Cade investiga cartel de RH: Multinacionais sob suspeita de manipular salários e benefícios

Escândalo Corporativo: 59 multinacionais são alvo de investigação do Cade por formação de cartel que teria prejudicado milhões de trabalhadores brasileiros através da supressão de salários.

Geral

01/05/2026 - 11:48:00 | 2 minutos de leitura

Cade investiga cartel de RH: Multinacionais sob suspeita de manipular salários e benefícios


O Conselho Administrativo de Defesa Econômica (Cade) avançou significativamente em uma das investigações mais complexas da última década. O foco agora recai sobre um suposto cartel de recursos humanos envolvendo 59 empresas multinacionais de diversos setores.

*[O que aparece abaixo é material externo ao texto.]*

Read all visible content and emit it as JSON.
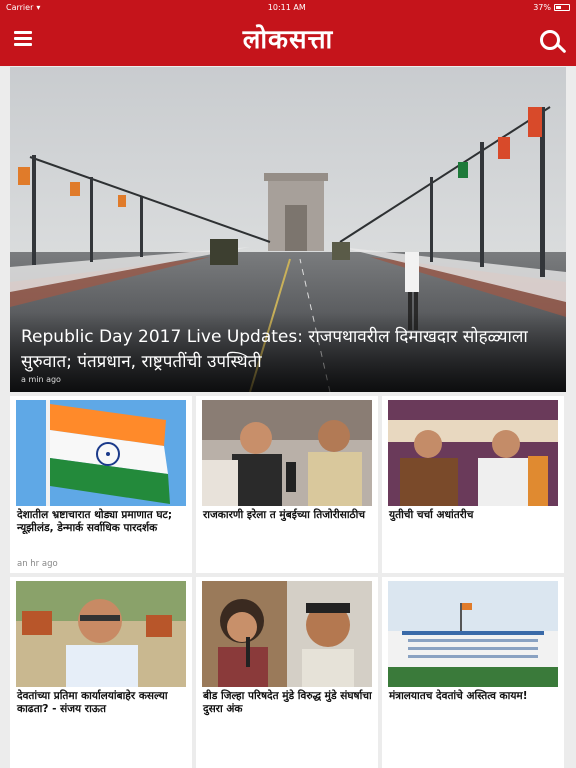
{
  "status_bar": {
    "carrier": "Carrier",
    "time": "10:11 AM",
    "battery": "37%"
  },
  "header": {
    "logo_text": "लोकसत्ता"
  },
  "hero": {
    "title": "Republic Day 2017 Live Updates: राजपथावरील दिमाखदार सोहळ्याला सुरुवात; पंतप्रधान, राष्ट्रपतींची उपस्थिती",
    "time": "a min ago"
  },
  "articles": [
    {
      "headline": "देशातील भ्रष्टाचारात थोड्या प्रमाणात घट; न्यूझीलंड, डेन्मार्क सर्वाधिक पारदर्शक",
      "time": "an hr ago"
    },
    {
      "headline": "राजकारणी इरेला त मुंबईच्या तिजोरीसाठीच",
      "time": ""
    },
    {
      "headline": "युतीची चर्चा अधांतरीच",
      "time": ""
    },
    {
      "headline": "देवतांच्या प्रतिमा कार्यालयांबाहेर कसल्या काढता? - संजय राऊत",
      "time": ""
    },
    {
      "headline": "बीड जिल्हा परिषदेत मुंडे विरुद्ध मुंडे संघर्षाचा दुसरा अंक",
      "time": ""
    },
    {
      "headline": "मंत्रालयातच देवतांचे अस्तित्व कायम!",
      "time": ""
    }
  ],
  "colors": {
    "brand": "#c5141b"
  }
}
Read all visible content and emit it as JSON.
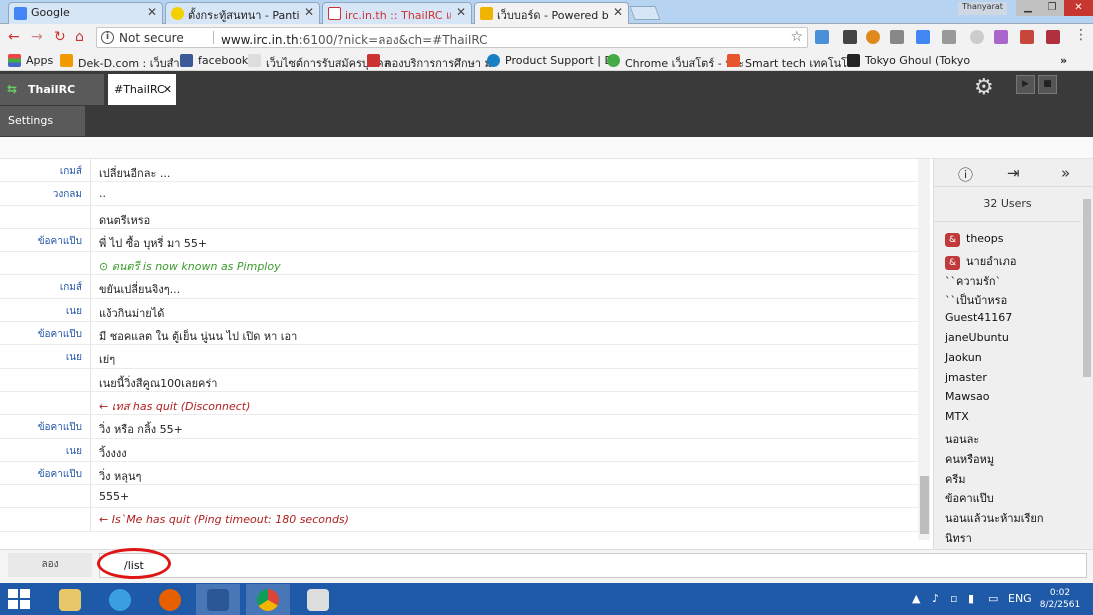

O "Modus Operandi" do Cartel


Diferente dos cartéis tradicionais que combinam preços de produtos, o chamado "wage-fixing" (fixação de salários) e os acordos de "no-poach" (pactos de não-agressão para não contratar funcionários de concorrentes) visam reduzir o custo da mão de obra de forma artificial. As investigações sugerem que executivos de RH trocavam informações sensíveis sobre:

  • Tabelas salariais e reajustes futuros.

  • Valores de benefícios (planos de saúde, vales e bônus).

  • Estratégias de contratação para evitar a migração de talentos entre as empresas envolvidas.

Acordos de Leniência e Colaboração


O caso ganhou tração após cinco grandes companhias (cujos nomes são mantidos sob sigilo estratégico em certas fases processuais) fecharem acordos de colaboração e leniência. Ao admitirem a participação no esquema, essas empresas entregaram:

  1. Trocas de e-mails e mensagens que comprovam a coordenação.

  2. Atas de reuniões informais onde os tetos salariais eram discutidos.

  3. Identificação de executivos do alto escalão que autorizavam a prática.


Impacto no Mercado de Trabalho


Especialistas apontam que a prática pode ter prejudicado milhões de profissionais, impedindo a valorização real dos salários e limitando a liberdade de carreira. Caso condenadas, as empresas podem enfrentar multas de até 20% de seus faturamentos brutos, além de possíveis ações civis coletivas de reparação de danos movidas por sindicatos e pelo Ministério Público do Trabalho.